Projects where performance is critical are coded in C/C++ , not in java ( browsers , AAA games , databases , servers , micro-controllers , oses... ). C/C++ programming is not about writing 'elegant' code with FactoryFactories , but performances. Even if it means using very basic data structures instead of classes or inlining functions everywhere.

3 comments

> Projects where performance is critical are coded in C/C++ , not in java ( browsers , AAA games , databases , servers , micro-controllers , oses... ).

This is not true. C++ beats Java performance in constrained environments. On servers the situation is not so clear-cut. You see some really fast Java databases.

And BTW, Java is better at inlining functions than C++, but C++ handily beats Java when it comes to controlling memory layout (though that, too, is changing).

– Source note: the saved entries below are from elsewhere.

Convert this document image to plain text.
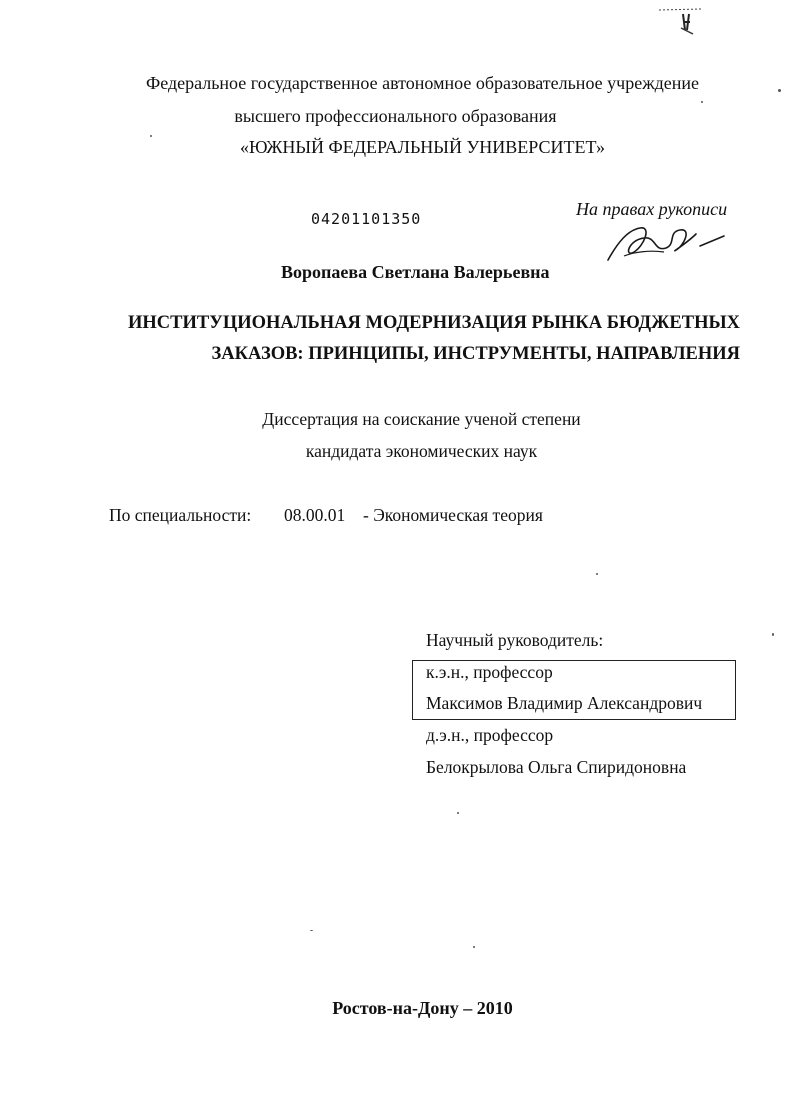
Федеральное государственное автономное образовательное учреждение
высшего профессионального образования
«ЮЖНЫЙ ФЕДЕРАЛЬНЫЙ УНИВЕРСИТЕТ»
04201101350	На правах рукописи
Воропаева Светлана Валерьевна
ИНСТИТУЦИОНАЛЬНАЯ МОДЕРНИЗАЦИЯ РЫНКА БЮДЖЕТНЫХ
ЗАКАЗОВ: ПРИНЦИПЫ, ИНСТРУМЕНТЫ, НАПРАВЛЕНИЯ
Диссертация на соискание ученой степени
кандидата экономических наук
По специальности: 08.00.01 - Экономическая теория
Научный руководитель:
к.э.н., профессор
Максимов Владимир Александрович
д.э.н., профессор
Белокрылова Ольга Спиридоновна
Ростов-на-Дону – 2010
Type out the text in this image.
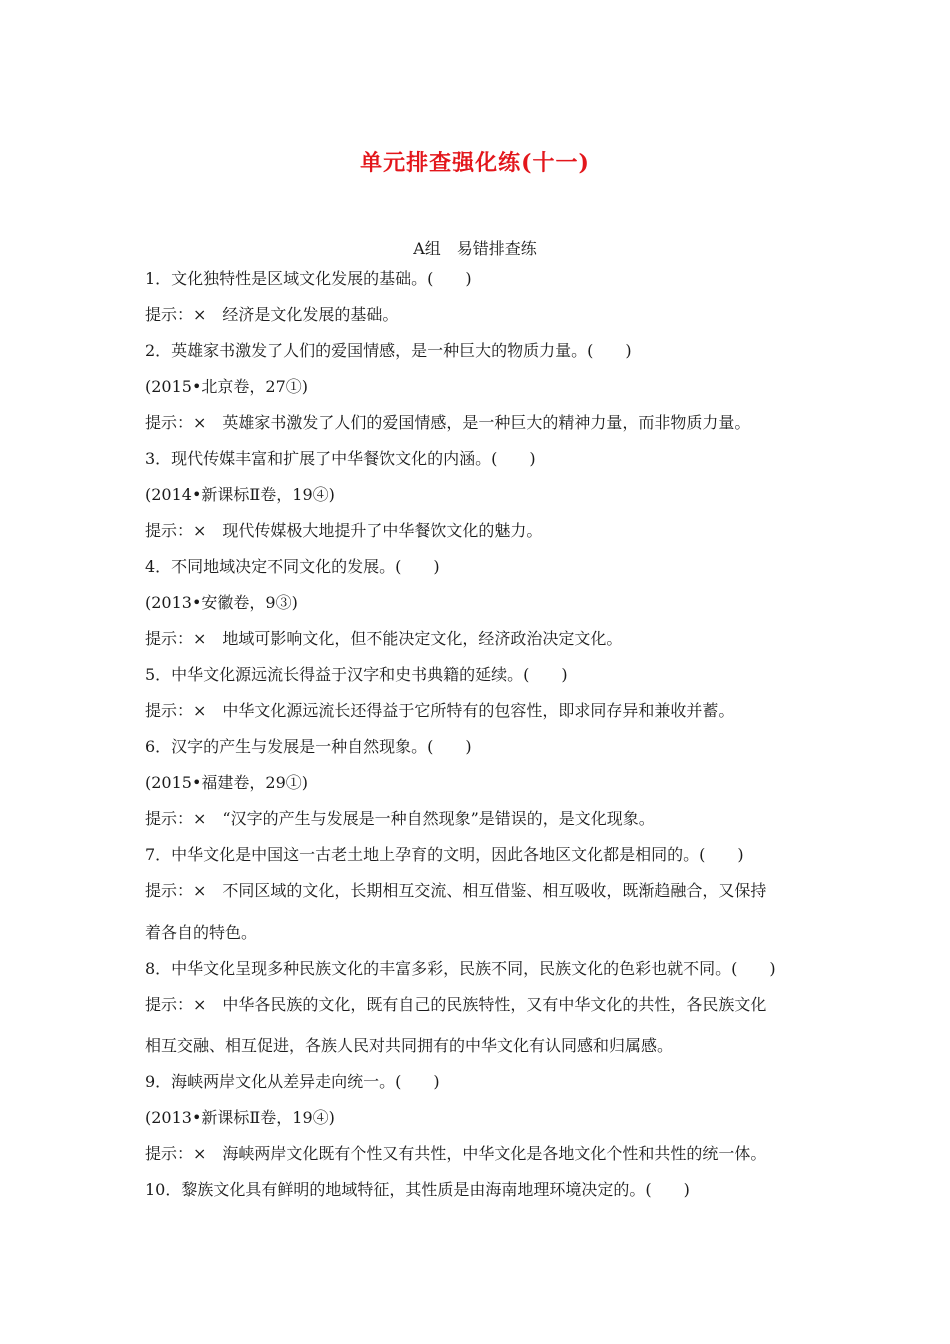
单元排查强化练(十一)
A组　易错排查练
1．文化独特性是区域文化发展的基础。(　　)
提示：×　经济是文化发展的基础。
2．英雄家书激发了人们的爱国情感，是一种巨大的物质力量。(　　)
(2015•北京卷，27①)
提示：×　英雄家书激发了人们的爱国情感，是一种巨大的精神力量，而非物质力量。
3．现代传媒丰富和扩展了中华餐饮文化的内涵。(　　)
(2014•新课标Ⅱ卷，19④)
提示：×　现代传媒极大地提升了中华餐饮文化的魅力。
4．不同地域决定不同文化的发展。(　　)
(2013•安徽卷，9③)
提示：×　地域可影响文化，但不能决定文化，经济政治决定文化。
5．中华文化源远流长得益于汉字和史书典籍的延续。(　　)
提示：×　中华文化源远流长还得益于它所特有的包容性，即求同存异和兼收并蓄。
6．汉字的产生与发展是一种自然现象。(　　)
(2015•福建卷，29①)
提示：×　“汉字的产生与发展是一种自然现象”是错误的，是文化现象。
7．中华文化是中国这一古老土地上孕育的文明，因此各地区文化都是相同的。(　　)
提示：×　不同区域的文化，长期相互交流、相互借鉴、相互吸收，既渐趋融合，又保持
着各自的特色。
8．中华文化呈现多种民族文化的丰富多彩，民族不同，民族文化的色彩也就不同。(　　)
提示：×　中华各民族的文化，既有自己的民族特性，又有中华文化的共性，各民族文化
相互交融、相互促进，各族人民对共同拥有的中华文化有认同感和归属感。
9．海峡两岸文化从差异走向统一。(　　)
(2013•新课标Ⅱ卷，19④)
提示：×　海峡两岸文化既有个性又有共性，中华文化是各地文化个性和共性的统一体。
10．黎族文化具有鲜明的地域特征，其性质是由海南地理环境决定的。(　　)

> This is not true. C++ beats Java performance in constrained environments

Every environment is constrained. Devs just got lazy and scaling now means buying more machines instead of performance optimisation.

> You see some really fast Java database

That eat up way to much memory for little.

When you see popular java based os , tell me.

I'm referring to the tools that ensure the code quality, not the performance critical aspect of it.

Besides, all of the projects I've worked for has no FactoryFactories so let's cut that song right here right now.

> Projects where performance is critical are coded in C/C++ , not in java (databases)

HBase, Cassandra, VoltDB

I believe the core of VoltDB (the in memory storage engine) is written in C++. See here: https://github.com/VoltDB/voltdb/blob/master/src/frontend/or...

"VoltDB mainly consists of Java modules for easier development. However, the core EE and its underlying on-memory storage system is implemented in C++. Nowadays Java and C++ have almost same performance for many cases, but C++ still outperforms Java on low-level memory accesses. This is why we have EE and its storage system written in C++."